Tuesday 20 January 2015

Visualize Your Goals Continually

"Cherish your visions and your dreams as they are children of your soul; the blueprints of your ultimate achievements." (Napoleon Hill)



As I said in my post "Conceive, Believe, Achieve", visualization can do more than any other exercise to bring you closer to your goals.  Once you have written down your life's goals, continue to visualize them as you go about your day, your week, your year.

Brian Tracy says that if you tap into your superconscious, what Christians call the Holy Spirit, you can accomplish more in a year than others do in a lifetime.  If you change the mental pictures on the inside, you will change your outside world to correspond with those pictures.  If you want a quality, imagine you already have it.  If you want a job, imagine you already have it.  As Whitney Young Jr. said, "It is better to be prepared for an opportunity and not have one than to have an opportunity and not be prepared.  

Take for instance Miami sanitation worker Les Brown.  He dreamed of becoming a disc jockey.  He would take a transistor radio to bed at night and listen to the local deejays.  Grabbing his hairbrush as a microphone, he would practise his speech, introducing records to the radio audience.  One day, on his lunch break from cutting grass, he visited the local radio station and asked for a job.  Once the radio manager realized he had no experience in broadcasting he turned him down flat.  

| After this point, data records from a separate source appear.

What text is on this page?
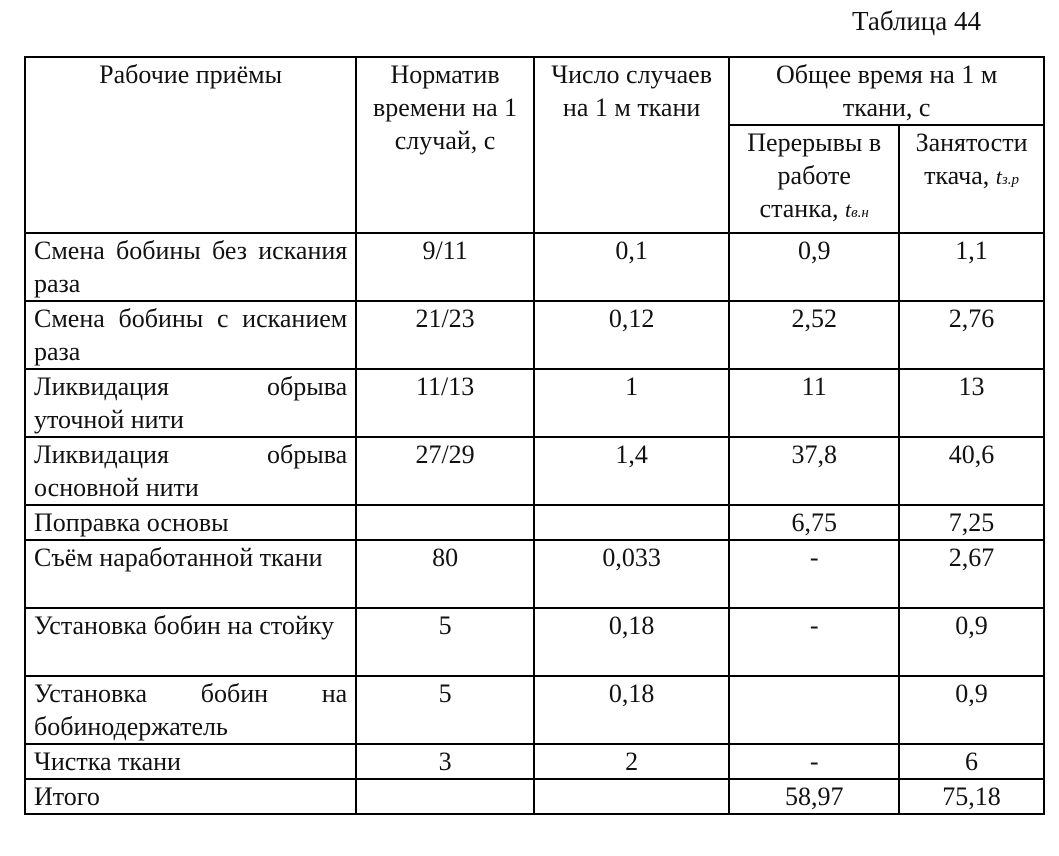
Таблица 44
Рабочие приёмы	Норматив времени на 1 случай, с	Число случаев на 1 м ткани	Общее время на 1 м ткани, с	
			Перерывы в работе станка, tв.н	Занятости ткача, tз.р
Смена бобины без искания раза	9/11	0,1	0,9	1,1
Смена бобины с исканием раза	21/23	0,12	2,52	2,76
Ликвидация обрыва уточной нити	11/13	1	11	13
Ликвидация обрыва основной нити	27/29	1,4	37,8	40,6
Поправка основы			6,75	7,25
Съём наработанной ткани	80	0,033	-	2,67
Установка бобин на стойку	5	0,18	-	0,9
Установка бобин на бобинодержатель	5	0,18		0,9
Чистка ткани	3	2	-	6
Итого			58,97	75,18
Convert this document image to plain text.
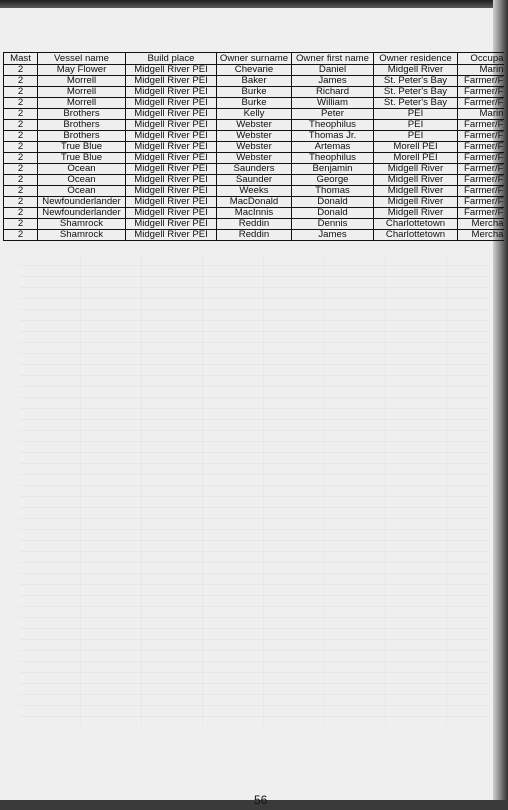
Mast	Vessel name	Build place	Owner surname	Owner first name	Owner residence	Occupa
2	May Flower	Midgell River PEI	Chevarie	Daniel	Midgell River	Marin
2	Morrell	Midgell River PEI	Baker	James	St. Peter's Bay	Farmer/F
2	Morrell	Midgell River PEI	Burke	Richard	St. Peter's Bay	Farmer/F
2	Morrell	Midgell River PEI	Burke	William	St. Peter's Bay	Farmer/F
2	Brothers	Midgell River PEI	Kelly	Peter	PEI	Marin
2	Brothers	Midgell River PEI	Webster	Theophilus	PEI	Farmer/F
2	Brothers	Midgell River PEI	Webster	Thomas Jr.	PEI	Farmer/F
2	True Blue	Midgell River PEI	Webster	Artemas	Morell PEI	Farmer/F
2	True Blue	Midgell River PEI	Webster	Theophilus	Morell PEI	Farmer/F
2	Ocean	Midgell River PEI	Saunders	Benjamin	Midgell River	Farmer/F
2	Ocean	Midgell River PEI	Saunder	George	Midgell River	Farmer/F
2	Ocean	Midgell River PEI	Weeks	Thomas	Midgell River	Farmer/F
2	Newfounderlander	Midgell River PEI	MacDonald	Donald	Midgell River	Farmer/F
2	Newfounderlander	Midgell River PEI	MacInnis	Donald	Midgell River	Farmer/F
2	Shamrock	Midgell River PEI	Reddin	Dennis	Charlottetown	Mercha
2	Shamrock	Midgell River PEI	Reddin	James	Charlottetown	Mercha
56
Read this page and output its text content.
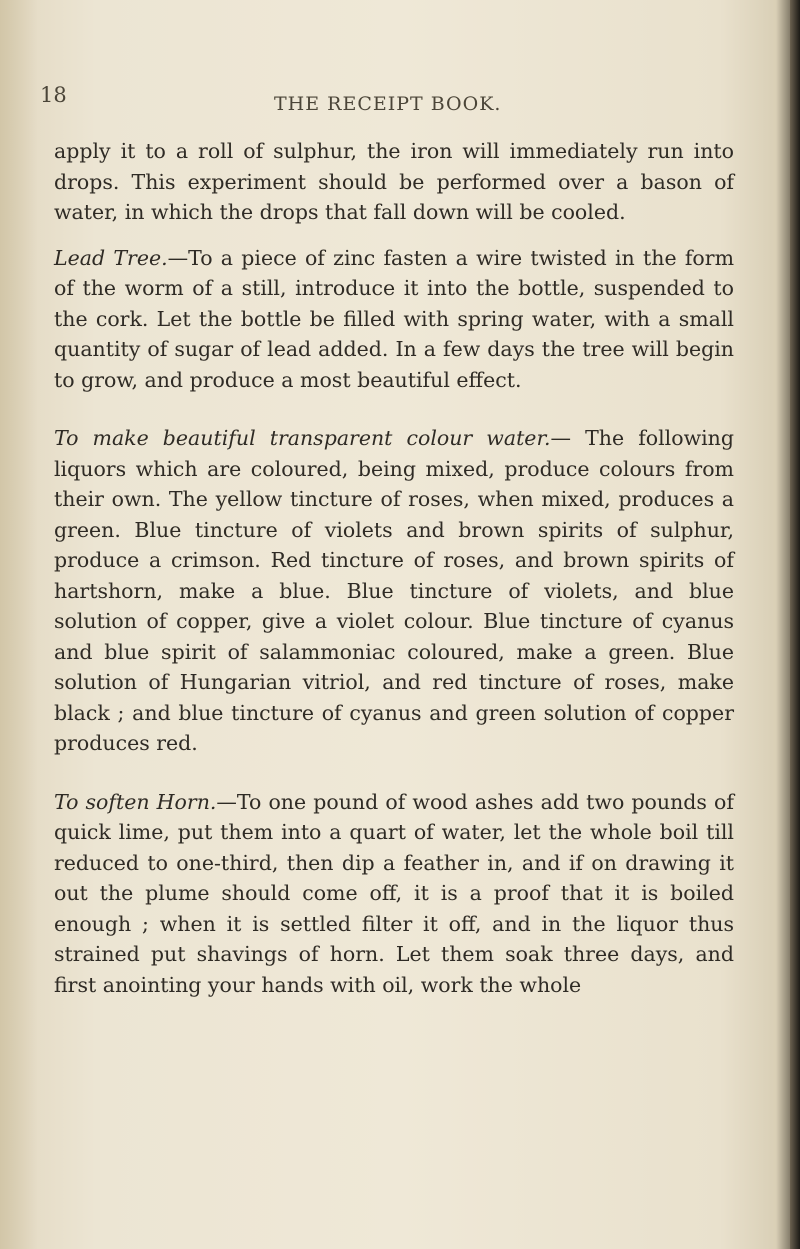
18	THE RECEIPT BOOK.

apply it to a roll of sulphur, the iron will immediately run into drops. This experiment should be performed over a bason of water, in which the drops that fall down will be cooled.

Lead Tree.—To a piece of zinc fasten a wire twisted in the form of the worm of a still, introduce it into the bottle, suspended to the cork. Let the bottle be filled with spring water, with a small quantity of sugar of lead added. In a few days the tree will begin to grow, and produce a most beautiful effect.

To make beautiful transparent colour water.— The following liquors which are coloured, being mixed, produce colours from their own. The yellow tincture of roses, when mixed, produces a green. Blue tincture of violets and brown spirits of sulphur, produce a crimson. Red tincture of roses, and brown spirits of hartshorn, make a blue. Blue tincture of violets, and blue solution of copper, give a violet colour. Blue tincture of cyanus and blue spirit of salammoniac coloured, make a green. Blue solution of Hungarian vitriol, and red tincture of roses, make black ; and blue tincture of cyanus and green solution of copper produces red.

To soften Horn.—To one pound of wood ashes add two pounds of quick lime, put them into a quart of water, let the whole boil till reduced to one-third, then dip a feather in, and if on drawing it out the plume should come off, it is a proof that it is boiled enough ; when it is settled filter it off, and in the liquor thus strained put shavings of horn. Let them soak three days, and first anointing your hands with oil, work the whole
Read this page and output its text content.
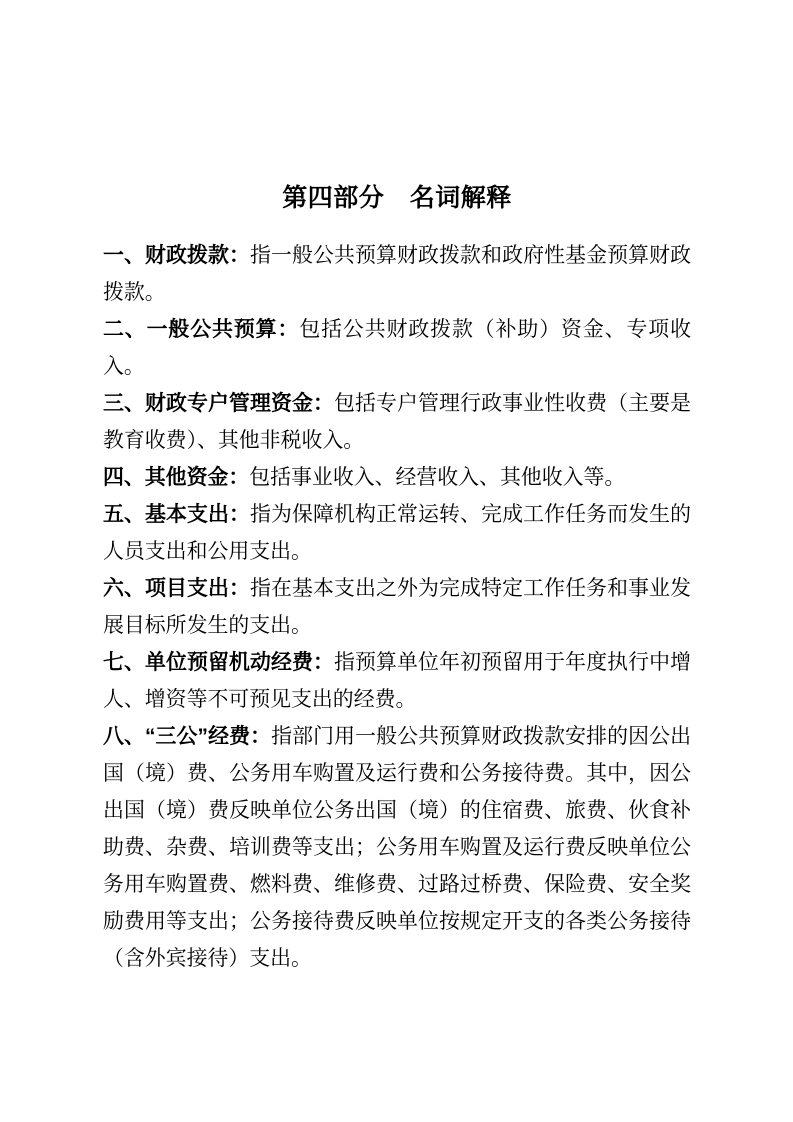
第四部分　名词解释

一、财政拨款：指一般公共预算财政拨款和政府性基金预算财政拨款。

二、一般公共预算：包括公共财政拨款（补助）资金、专项收入。

三、财政专户管理资金：包括专户管理行政事业性收费（主要是教育收费）、其他非税收入。

四、其他资金：包括事业收入、经营收入、其他收入等。

五、基本支出：指为保障机构正常运转、完成工作任务而发生的人员支出和公用支出。

六、项目支出：指在基本支出之外为完成特定工作任务和事业发展目标所发生的支出。

七、单位预留机动经费：指预算单位年初预留用于年度执行中增人、增资等不可预见支出的经费。

八、“三公”经费：指部门用一般公共预算财政拨款安排的因公出国（境）费、公务用车购置及运行费和公务接待费。其中，因公出国（境）费反映单位公务出国（境）的住宿费、旅费、伙食补助费、杂费、培训费等支出；公务用车购置及运行费反映单位公务用车购置费、燃料费、维修费、过路过桥费、保险费、安全奖励费用等支出；公务接待费反映单位按规定开支的各类公务接待（含外宾接待）支出。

However, Les was determined to pursue his dream, not just because he loved radio, but because his higher goal was to earn enough money to purchase a house for his mother.  So Les returned to the radio station everyday for a week.  Finally, the manager relented and gave him a job as an errand boy, without pay.  The disc jockeys saw how dedicated he was to his job and they started sending him in their Cadillacs to pick up visiting celebrities like The Temptations and The Supremes.  While hanging out with the deejays, Les taught himself how to work the control panels, preparing for the opportunity he knew would present itself.  

One night, the deejay on duty was drinking himself into a stupor.  Les kept a close eye on him, ready to take over when necessary.  The inevitable call came from the station manager asking Les if he would phone the other deejays to find a replacement.  Les hung up, but instead of phoning deejays, he phoned his mother and asked her to turn on the radio.  Fifteen minutes later, he phoned the station manager saying he couldn't find a replacement.  The manager asked him if he knew how to work the controls to which he replied yes.  Les hung up the phone, jumped into the deejay's chair, flipped on the microphone switch and in a confident voice announced:  "Look out, this is me, L.B., triple P -- Les Brown, your Platter Playing Poppa!"  He went on to a career not only in broadcasting but also television, politics and public speaking.